Mapping against Ray Data Co

(a) RDCO's verify- fresh-eyes stack maps directly to her rubric.* [[2026-05-19-verification-as-independent-worker-pattern]] formalizes verify-vault-write, verify-strategic-output, verify-dispatch, video-critic, and design-critic as code-callable critic agents. In Lotte's framing, we are operating at the "code-based + LLM-as-judge" maturity tier — the critics ARE structured LLM judges with deterministic post-condition checks baked in. Her warning lands hard though: we are not running periodic manual spot-checks on the critics themselves. If a verify-* subagent silently drifts into measuring something that doesn't matter, we will not catch it. Action: schedule a recurring manual-review pass over a sample of critic verdicts to confirm calibration. This is the missing tier.

(b) Binary-over-graded recommendation maps to PASS/ITERATE/SCRAP — settled 2026-05-20 as a two-gate reframe. Founder's reframe in response to this finding: two gates instead of three states.
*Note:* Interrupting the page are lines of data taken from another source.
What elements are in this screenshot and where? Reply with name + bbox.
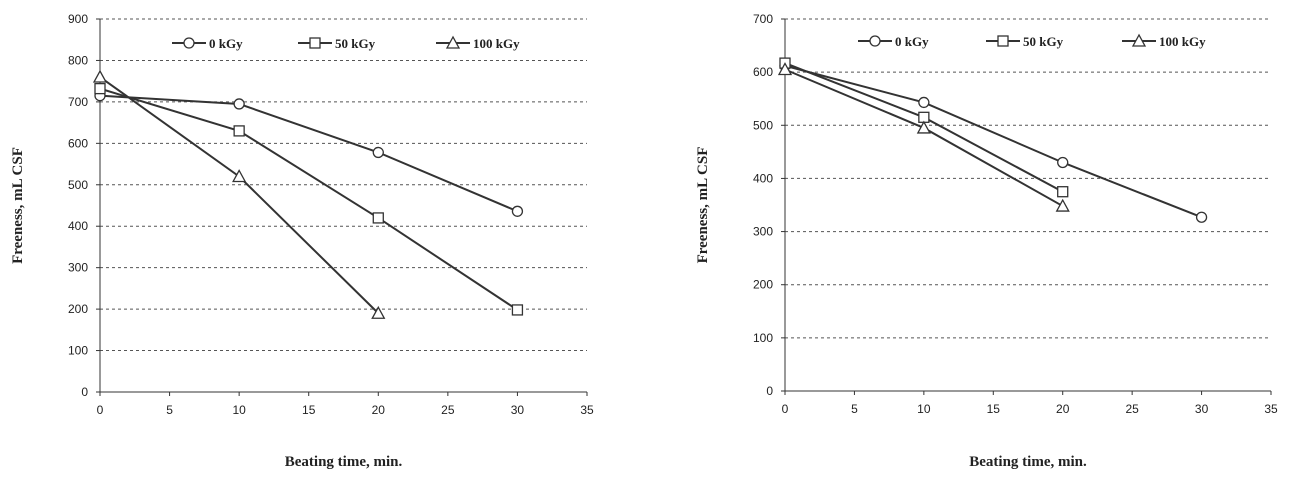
y-tick-label: 600 bbox=[753, 65, 773, 79]
legend-item: 100 kGy bbox=[1122, 33, 1206, 49]
series-line bbox=[99, 76, 379, 314]
data-point bbox=[511, 205, 524, 217]
legend-item: 0 kGy bbox=[858, 34, 929, 49]
x-tick-label: 0 bbox=[782, 402, 789, 416]
x-tick-label: 10 bbox=[232, 403, 246, 417]
data-point bbox=[1057, 156, 1069, 169]
data-point bbox=[1055, 198, 1070, 212]
y-tick-label: 200 bbox=[68, 302, 88, 316]
y-tick-label: 400 bbox=[68, 219, 88, 233]
x-tick-label: 0 bbox=[97, 403, 104, 417]
y-tick-label: 900 bbox=[68, 12, 88, 26]
data-point bbox=[233, 98, 245, 110]
y-tick-label: 700 bbox=[753, 12, 773, 26]
data-point bbox=[92, 69, 108, 83]
x-tick-label: 10 bbox=[917, 402, 931, 416]
data-point bbox=[777, 62, 793, 76]
legend-marker bbox=[869, 35, 881, 47]
series-100-kgy bbox=[92, 69, 386, 319]
y-axis-title: Freeness, mL CSF bbox=[10, 147, 26, 264]
x-tick-label: 25 bbox=[1125, 402, 1139, 416]
x-tick-label: 5 bbox=[851, 402, 858, 416]
series-line bbox=[784, 64, 1202, 219]
legend-marker bbox=[997, 35, 1009, 47]
series-line bbox=[99, 87, 518, 311]
data-point bbox=[372, 146, 384, 159]
y-tick-label: 500 bbox=[753, 118, 773, 132]
legend-marker bbox=[1131, 33, 1147, 47]
x-axis-title: Beating time, min. bbox=[285, 454, 403, 470]
data-point bbox=[371, 305, 386, 319]
data-point bbox=[511, 304, 524, 316]
series-line bbox=[99, 94, 518, 213]
legend-marker bbox=[183, 37, 195, 49]
x-tick-label: 15 bbox=[987, 402, 1001, 416]
y-tick-label: 0 bbox=[766, 384, 773, 398]
legend-marker bbox=[445, 35, 461, 49]
y-axis-title: Freeness, mL CSF bbox=[695, 147, 711, 264]
y-tick-label: 100 bbox=[68, 344, 88, 358]
data-point bbox=[372, 212, 384, 224]
y-tick-label: 100 bbox=[753, 331, 773, 345]
series-line bbox=[784, 68, 1064, 207]
x-tick-label: 35 bbox=[1264, 402, 1278, 416]
data-point bbox=[1195, 211, 1208, 223]
data-point bbox=[916, 120, 931, 134]
x-tick-label: 20 bbox=[372, 403, 386, 417]
series-0-kgy bbox=[779, 60, 1208, 223]
series-0-kgy bbox=[94, 90, 524, 217]
y-tick-label: 300 bbox=[753, 225, 773, 239]
y-tick-label: 0 bbox=[81, 385, 88, 399]
data-point bbox=[232, 169, 247, 183]
data-point bbox=[918, 96, 930, 109]
x-tick-label: 30 bbox=[1195, 402, 1209, 416]
x-tick-label: 25 bbox=[441, 403, 455, 417]
y-tick-label: 500 bbox=[68, 178, 88, 192]
y-tick-label: 800 bbox=[68, 53, 88, 67]
chart-2: 0 100 200 300 400 500 600 700 0 5 10 15 20 25 30 35 Beat… bbox=[695, 12, 1278, 470]
legend-label: 0 kGy bbox=[895, 34, 929, 49]
legend-label: 50 kGy bbox=[1023, 34, 1064, 49]
legend-label: 100 kGy bbox=[1159, 34, 1206, 49]
y-tick-label: 300 bbox=[68, 261, 88, 275]
legend-label: 50 kGy bbox=[335, 36, 376, 51]
x-axis-title: Beating time, min. bbox=[969, 454, 1087, 470]
x-tick-label: 5 bbox=[166, 403, 173, 417]
data-point bbox=[1057, 186, 1069, 198]
legend-label: 100 kGy bbox=[473, 36, 520, 51]
series-50-kgy bbox=[94, 82, 524, 316]
chart-1: 0 100 200 300 400 500 600 700 800 900 0 5 10 15 20 25 30… bbox=[10, 12, 594, 470]
legend-item: 100 kGy bbox=[436, 35, 520, 51]
x-tick-label: 35 bbox=[580, 403, 594, 417]
y-tick-label: 600 bbox=[68, 136, 88, 150]
series-100-kgy bbox=[777, 62, 1070, 212]
data-point bbox=[94, 82, 106, 95]
legend-item: 50 kGy bbox=[986, 34, 1064, 49]
y-tick-label: 700 bbox=[68, 95, 88, 109]
legend-item: 0 kGy bbox=[172, 36, 243, 51]
x-tick-label: 30 bbox=[511, 403, 525, 417]
x-tick-label: 15 bbox=[302, 403, 316, 417]
data-point bbox=[233, 125, 245, 137]
legend-item: 50 kGy bbox=[298, 36, 376, 51]
legend-marker bbox=[309, 37, 321, 49]
y-tick-label: 200 bbox=[753, 278, 773, 292]
x-tick-label: 20 bbox=[1056, 402, 1070, 416]
y-tick-label: 400 bbox=[753, 171, 773, 185]
legend-label: 0 kGy bbox=[209, 36, 243, 51]
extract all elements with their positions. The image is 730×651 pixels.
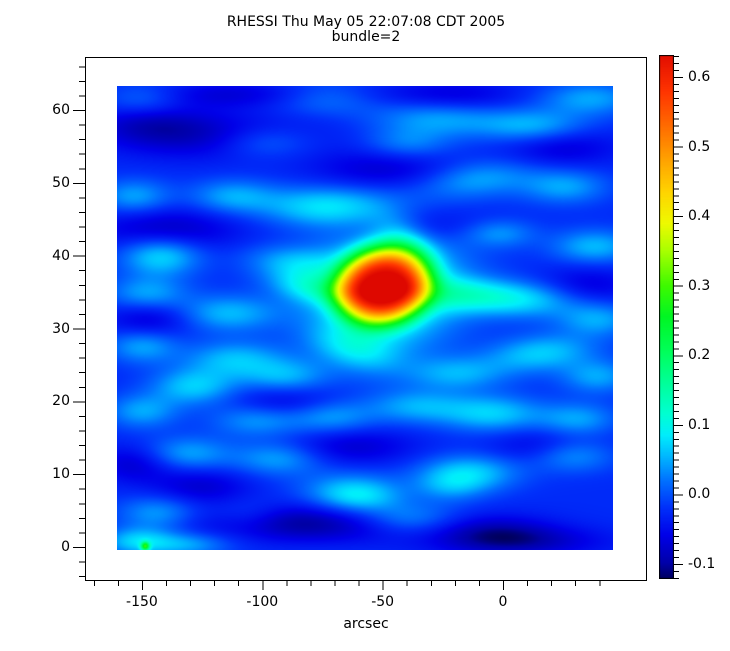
y-tick-label: 60 xyxy=(52,102,70,118)
y-tick-label: 0 xyxy=(61,539,70,555)
y-tick-label: 10 xyxy=(52,466,70,483)
y-tick-label: 40 xyxy=(52,247,70,264)
colorbar-tick-label: 0.0 xyxy=(688,486,711,503)
y-tick-label: 30 xyxy=(52,320,70,337)
colorbar-tick-label: 0.5 xyxy=(688,138,711,155)
y-tick-label: 20 xyxy=(52,393,70,410)
heatmap-image xyxy=(117,86,613,550)
colorbar-tick-label: -0.1 xyxy=(688,555,716,572)
colorbar-tick-label: 0.3 xyxy=(688,277,711,294)
x-tick-label: -50 xyxy=(371,594,395,610)
colorbar-tick-label: 0.1 xyxy=(688,416,711,433)
plot-title: RHESSI Thu May 05 22:07:08 CDT 2005 xyxy=(226,14,506,30)
x-axis-title: arcsec xyxy=(343,616,389,632)
plot-subtitle: bundle=2 xyxy=(331,29,401,45)
colorbar-tick-label: 0.6 xyxy=(688,69,711,85)
x-tick-label: -150 xyxy=(126,594,158,610)
x-tick-label: 0 xyxy=(498,594,508,610)
x-tick-label: -100 xyxy=(246,594,279,610)
colorbar-tick-label: 0.4 xyxy=(688,208,711,225)
y-tick-label: 50 xyxy=(52,174,70,191)
colorbar-gradient xyxy=(659,55,674,579)
colorbar-tick-label: 0.2 xyxy=(688,347,711,364)
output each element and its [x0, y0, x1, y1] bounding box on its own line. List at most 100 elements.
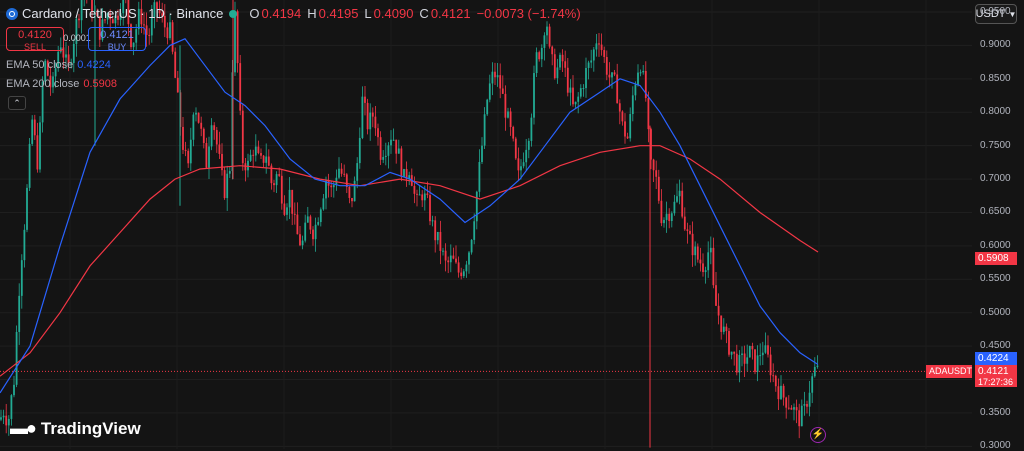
candle — [249, 154, 252, 161]
candle — [530, 117, 533, 141]
candle — [343, 173, 346, 175]
y-tick-label: 0.6500 — [980, 206, 1011, 218]
price-chart[interactable] — [0, 0, 972, 449]
ohlc-open-value: 0.4194 — [261, 6, 302, 21]
candle — [574, 101, 577, 105]
candle — [254, 146, 257, 156]
candle — [405, 169, 408, 179]
symbol-title[interactable]: Cardano / TetherUS · 1D · Binance — [22, 6, 224, 21]
candle — [145, 25, 148, 35]
candle — [764, 345, 767, 353]
indicator-ema50[interactable]: EMA 50 close 0.4224 — [6, 59, 111, 71]
candle — [639, 72, 642, 74]
candle — [223, 170, 226, 199]
candle — [322, 198, 325, 210]
chevron-up-icon[interactable]: ⌃ — [8, 96, 26, 110]
y-tick-label: 0.9000 — [980, 39, 1011, 51]
candle — [738, 354, 741, 373]
candle — [257, 146, 260, 154]
candle — [774, 375, 777, 387]
indicator-ema200[interactable]: EMA 200 close 0.5908 — [6, 78, 117, 90]
candle — [795, 407, 798, 411]
candle — [806, 404, 808, 407]
candle — [361, 96, 364, 138]
candle — [475, 191, 478, 222]
ema200-price-label: 0.5908 — [975, 252, 1017, 265]
grid-lines — [0, 11, 972, 447]
candle — [582, 88, 585, 90]
candle — [192, 114, 195, 140]
candle — [689, 230, 691, 234]
candle — [444, 250, 447, 261]
candle — [106, 13, 109, 20]
candle — [137, 8, 140, 30]
candle — [312, 229, 314, 240]
candle — [813, 366, 816, 377]
sell-button[interactable]: 0.4120 SELL — [6, 27, 64, 52]
candle — [780, 385, 782, 400]
y-tick-label: 0.5500 — [980, 273, 1011, 285]
candle — [585, 67, 587, 89]
y-tick-label: 0.3000 — [980, 440, 1011, 451]
candle — [75, 18, 78, 44]
candle — [746, 357, 749, 364]
candle — [265, 156, 268, 163]
candle — [566, 67, 569, 93]
candle — [226, 173, 229, 199]
candle — [366, 102, 369, 130]
currency-select[interactable]: USDT ▼ — [975, 4, 1017, 24]
candle — [156, 2, 158, 10]
candle — [546, 26, 548, 36]
candle — [717, 305, 720, 316]
indicator-ema200-value: 0.5908 — [83, 78, 118, 90]
candle — [457, 262, 460, 273]
buy-button[interactable]: 0.4121 BUY — [88, 27, 146, 52]
candle — [392, 139, 395, 141]
buy-label: BUY — [107, 42, 127, 52]
candle — [504, 93, 507, 118]
candle — [371, 112, 374, 117]
y-tick-label: 0.9500 — [980, 6, 1011, 18]
candle — [517, 158, 520, 171]
candle — [369, 112, 372, 130]
candle — [78, 18, 80, 21]
candle — [176, 77, 179, 93]
lightning-icon[interactable]: ⚡ — [810, 427, 826, 443]
candle — [540, 47, 543, 60]
candle — [741, 353, 743, 355]
candle — [769, 354, 772, 376]
candle — [348, 186, 351, 198]
candle — [423, 193, 426, 201]
candle — [267, 156, 270, 166]
candle — [421, 194, 424, 201]
indicator-ema200-name: EMA 200 close — [6, 78, 80, 90]
tradingview-branding[interactable]: ▬● TradingView — [10, 418, 141, 439]
ema200-line — [0, 145, 819, 377]
candle — [761, 352, 764, 356]
candle — [20, 260, 23, 296]
sell-price: 0.4120 — [18, 29, 52, 41]
y-tick-label: 0.8500 — [980, 72, 1011, 84]
candle — [678, 190, 681, 197]
candle — [501, 88, 504, 94]
candle — [670, 213, 673, 222]
candle — [431, 220, 434, 222]
candle — [104, 19, 106, 21]
ohlc-high-value: 0.4195 — [318, 6, 359, 21]
y-tick-label: 0.7500 — [980, 139, 1011, 151]
symbol-header[interactable]: Cardano / TetherUS · 1D · Binance O 0.419… — [6, 6, 581, 21]
candle — [488, 83, 491, 100]
candle — [787, 407, 790, 409]
candle — [150, 17, 153, 36]
candle — [748, 345, 751, 358]
candle — [470, 239, 473, 253]
candle — [647, 98, 650, 130]
candle — [197, 112, 200, 123]
candle — [314, 224, 317, 240]
candle — [234, 11, 236, 73]
candle — [447, 260, 450, 263]
price-change: −0.0073 (−1.74%) — [476, 6, 581, 21]
chevron-down-icon: ▼ — [1008, 9, 1017, 19]
candle — [634, 84, 637, 96]
y-tick-label: 0.5000 — [980, 306, 1011, 318]
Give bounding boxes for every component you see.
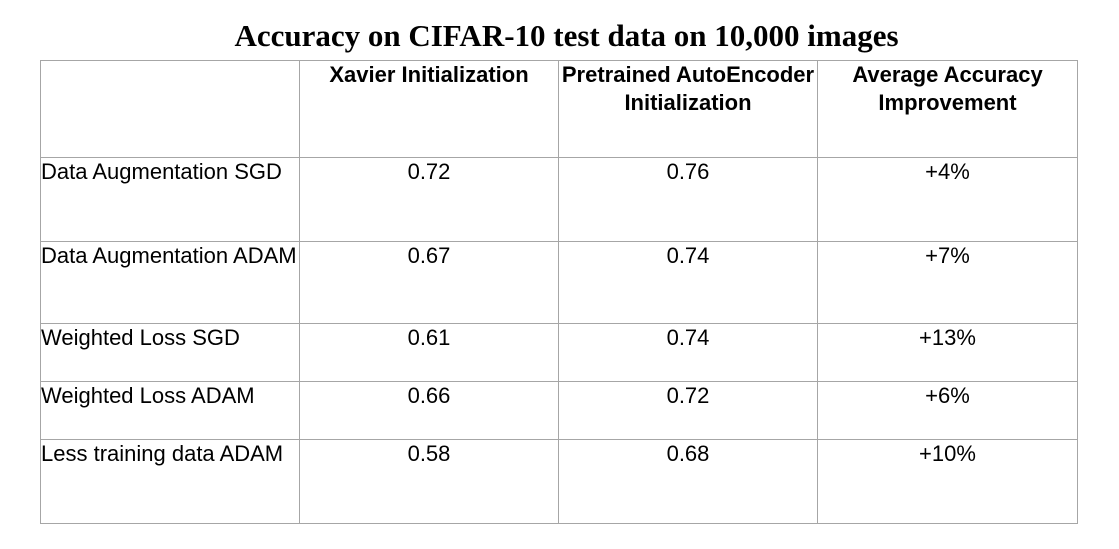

Gate 1 = pass/fail (binary, decisive). Gate 2 (only if Gate 1 = fail) = iterate (close, cleanup tweaks) vs scrap (dead end / fresh-eyes reset). Same 3 outcomes downstream, but the critic's cognitive load shrinks to one binary call plus one conditional binary. Architecture decision filed at [[../02-sops/2026-05-20-verify-stack-two-gate-pass-fail-architecture]]; rollout across all 6 verify-* + critic skill files is queued as a single-batch follow-up so the surface stays consistent. Lotte's binary-over-graded warning is satisfied: each gate is binary; the second gate only fires when the first failed.

(c) Audit-newsletter-outputs.py is the canonical "code-based eval" tier. The 13 deterministic post-condition checks run with zero LLM calls, which is exactly what [[2026-04-19-kingsbury-future-of-everything-is-lies]] warned against losing — verification logic that doesn't itself depend on the thing being verified. Lotte's rubric validates this architectural choice. The Kingsbury critique of LLM-verifying-LLM contamination is partially addressed by keeping the deterministic tier outside the model loop. Same intuition appears in [[2026-04-20-every-ai-autopilot-verification-decay]] (verification decay in agent loops) and in [[2026-05-19-cloudflare-cyber-frontier-models]] (Glasswing harness with explicit eval/validate stages — parallel architectural pattern at production scale).

Tactics worth borrowing

  1. Continuous manual review as a scheduled ritual, not a phase. Add a recurring cron — sample 5 critic verdicts per week, founder spot-checks for drift. This is the missing manual-tier calibration loop.
  2. Reference-free evaluators on live traffic. Most RDCO critics are reference-based (verdict vs storyboard, vault note vs rubric). Worth identifying which checks could run reference-free against production output — e.g., a daily scan of newsletter drafts against AI-tell patterns (em-dashes, declarative-essay cadence) without needing a paired reference.
  3. Failure-mode catalog before more critics. Before building the next verify-* skill, write down the specific failure modes it would catch. If we cannot define them precisely, the critic will measure vague things vaguely.